Początek września zaowocował dziwną pogodą. W nocy trochę padało, bo na dworze mokrawo. Słońce gdzieś daleko. Chmury kłębiaste snują się po kresowym niebie. Rosa na szybie. Świata dobrze nie widać. Z dachu skapują resztki nocnego deszczu. Może będą grzyby, boi na razie ich brak. Winogron pręży swoje grona na pokuszenie ptakom. Smętnie, ale w duszy radośnie, bo dzień rozpoczął sms od Małgosi ze Słupska.
Prawie połowa września, a tu Kresy mienią się w słońcu różnymi kolorami liści. Trochę chłodu przypomina o jesieni. Słońce świeci, ale już nie grzeje, jak czyniło zupełnie niedawno.
Zezłotniałe liście vbrzóz kołysze wiatr,
by złożyć je do zimowego snu.
Śpiewa im odwieczną pieśń.
W majestacie swojej wielkości kładą ci sie do stóp.
Zardzewiałe pędy krzewów
pochylają swoje łebki w pokorze ku ziemi.

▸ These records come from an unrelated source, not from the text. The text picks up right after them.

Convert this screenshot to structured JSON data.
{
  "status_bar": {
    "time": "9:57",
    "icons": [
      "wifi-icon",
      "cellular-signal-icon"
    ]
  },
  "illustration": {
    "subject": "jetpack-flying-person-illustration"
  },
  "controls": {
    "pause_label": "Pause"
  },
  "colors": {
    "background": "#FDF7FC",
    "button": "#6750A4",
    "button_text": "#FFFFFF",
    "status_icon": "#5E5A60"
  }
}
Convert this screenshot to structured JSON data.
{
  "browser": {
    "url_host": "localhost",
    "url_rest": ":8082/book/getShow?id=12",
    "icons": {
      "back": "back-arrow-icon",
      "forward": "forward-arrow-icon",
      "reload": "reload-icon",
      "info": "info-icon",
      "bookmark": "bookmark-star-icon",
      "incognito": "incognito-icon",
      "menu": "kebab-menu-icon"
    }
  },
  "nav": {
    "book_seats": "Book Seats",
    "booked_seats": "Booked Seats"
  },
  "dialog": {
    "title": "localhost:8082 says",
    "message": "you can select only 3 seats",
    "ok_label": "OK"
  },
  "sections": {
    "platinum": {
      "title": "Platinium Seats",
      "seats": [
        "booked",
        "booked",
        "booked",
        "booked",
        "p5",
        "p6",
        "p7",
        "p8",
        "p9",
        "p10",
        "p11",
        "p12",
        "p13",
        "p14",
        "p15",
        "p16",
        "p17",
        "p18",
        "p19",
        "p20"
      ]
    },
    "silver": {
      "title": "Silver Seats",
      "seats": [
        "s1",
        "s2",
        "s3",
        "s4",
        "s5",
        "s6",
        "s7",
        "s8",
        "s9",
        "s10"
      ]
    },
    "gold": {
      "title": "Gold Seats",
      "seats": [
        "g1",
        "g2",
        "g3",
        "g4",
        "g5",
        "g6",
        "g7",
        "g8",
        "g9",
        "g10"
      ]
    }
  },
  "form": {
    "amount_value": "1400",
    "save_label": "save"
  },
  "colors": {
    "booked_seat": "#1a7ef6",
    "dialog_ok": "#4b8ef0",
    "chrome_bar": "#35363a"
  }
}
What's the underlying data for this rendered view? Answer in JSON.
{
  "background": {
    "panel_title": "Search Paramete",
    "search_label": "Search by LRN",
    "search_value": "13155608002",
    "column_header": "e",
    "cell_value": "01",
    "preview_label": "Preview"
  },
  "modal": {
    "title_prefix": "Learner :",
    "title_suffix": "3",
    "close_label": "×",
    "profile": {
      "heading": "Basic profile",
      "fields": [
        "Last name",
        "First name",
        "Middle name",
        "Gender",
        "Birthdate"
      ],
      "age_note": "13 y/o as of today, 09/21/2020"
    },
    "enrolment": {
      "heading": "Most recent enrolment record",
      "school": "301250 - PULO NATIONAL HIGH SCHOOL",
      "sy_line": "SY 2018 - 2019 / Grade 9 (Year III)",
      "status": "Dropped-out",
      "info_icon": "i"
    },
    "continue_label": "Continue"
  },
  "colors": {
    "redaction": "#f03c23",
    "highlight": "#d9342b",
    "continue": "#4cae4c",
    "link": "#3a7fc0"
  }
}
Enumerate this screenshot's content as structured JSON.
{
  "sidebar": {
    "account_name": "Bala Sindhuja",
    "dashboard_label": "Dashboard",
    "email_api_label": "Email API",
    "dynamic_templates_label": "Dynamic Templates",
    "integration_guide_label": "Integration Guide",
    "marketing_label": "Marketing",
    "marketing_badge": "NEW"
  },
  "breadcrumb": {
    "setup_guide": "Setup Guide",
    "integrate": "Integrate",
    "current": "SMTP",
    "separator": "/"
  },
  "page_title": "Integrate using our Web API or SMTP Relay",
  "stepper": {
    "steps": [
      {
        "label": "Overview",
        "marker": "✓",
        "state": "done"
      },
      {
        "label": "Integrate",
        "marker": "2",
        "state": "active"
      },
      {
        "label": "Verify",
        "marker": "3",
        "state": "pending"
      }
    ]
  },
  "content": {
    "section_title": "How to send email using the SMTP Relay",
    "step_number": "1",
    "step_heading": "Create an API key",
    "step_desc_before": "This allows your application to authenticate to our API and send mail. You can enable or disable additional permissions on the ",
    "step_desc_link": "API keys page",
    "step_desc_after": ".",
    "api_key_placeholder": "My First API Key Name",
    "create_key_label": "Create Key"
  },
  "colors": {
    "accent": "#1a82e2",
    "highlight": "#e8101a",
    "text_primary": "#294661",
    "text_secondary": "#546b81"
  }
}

Pan Stwoerzenia odbiera należnu Mu hołd.
Okrągłe słońce zainteresowane nieboskłonem
wychyla zaciekawioną główkę zza chmur.
Zawstydzone przymyka oczy.
Idziesz wyboistą drogą ku wzgórzu,
samotny w swojej wędrówce.
Pochłaniasz mijane widoki.
Wstrzymujesz oddech.
Dotykasz Piękna i Boga.
W nocy lało. Rozpętała się burza. Błyskawice rozświetlały niebo, które mruczało to ciszej, to głośniej. Rano po tej nocnej ulewie niewiele zostało. Teraz na niebie jednostajna szarość, ale nie pada. Ciągle czekamy na grzyby. Nocą na niebie lśnił cały kobierzec utkany z gwiazd, rozsiany Ręką Najwyższego. Dziś słońce wzięło w posiadanie cały nieboskłon. Jego blask wydobywa z liści drzew jesienną paletę barw. Pod nogami szeleszczą zbrązowiałe liście. Jesień buszuje po lasach, sadach, polach. Siedzę z rękami ubabranymi po łokcie słodkim sokiem winogronowym. Cały dom przesiąkł zapachem wina.
Mgły poranne unoszą się nad ziemią jak to zwykle bywa jesienią. Jeszcze noc nie ustąpiła blaskom poranka. Jeszcze w kątach chowa się ciemność. Jeszcze w domu rządzi się stara baba z miotłą w wielu spódnicach i ciemną chustką na głowie. Drzewa stoją w bezruchu oczekując pierwszych promieni słonecznych. Przyroda nie obudziła się z nocnego snu. Dopiero jeden ptaszek przeleciał koło okna i prędko skrył się w gąszczu krzewów. Za oknem ponuro, deszczowo. Mokre krople siedzą na szybie za firanką. Liście na winogronie w ciągu ostatniej nocy pożółkły i oklapły. Zimno. Gdyby drzewa miały nogi, to przytupywałyby, żeby się rozgrzać.
Po wczorajszym, paskudnym dniu, wstał dzień piękny w słonecznych złocieniach. Liście połyskują w ciepłych barwach jesiennych.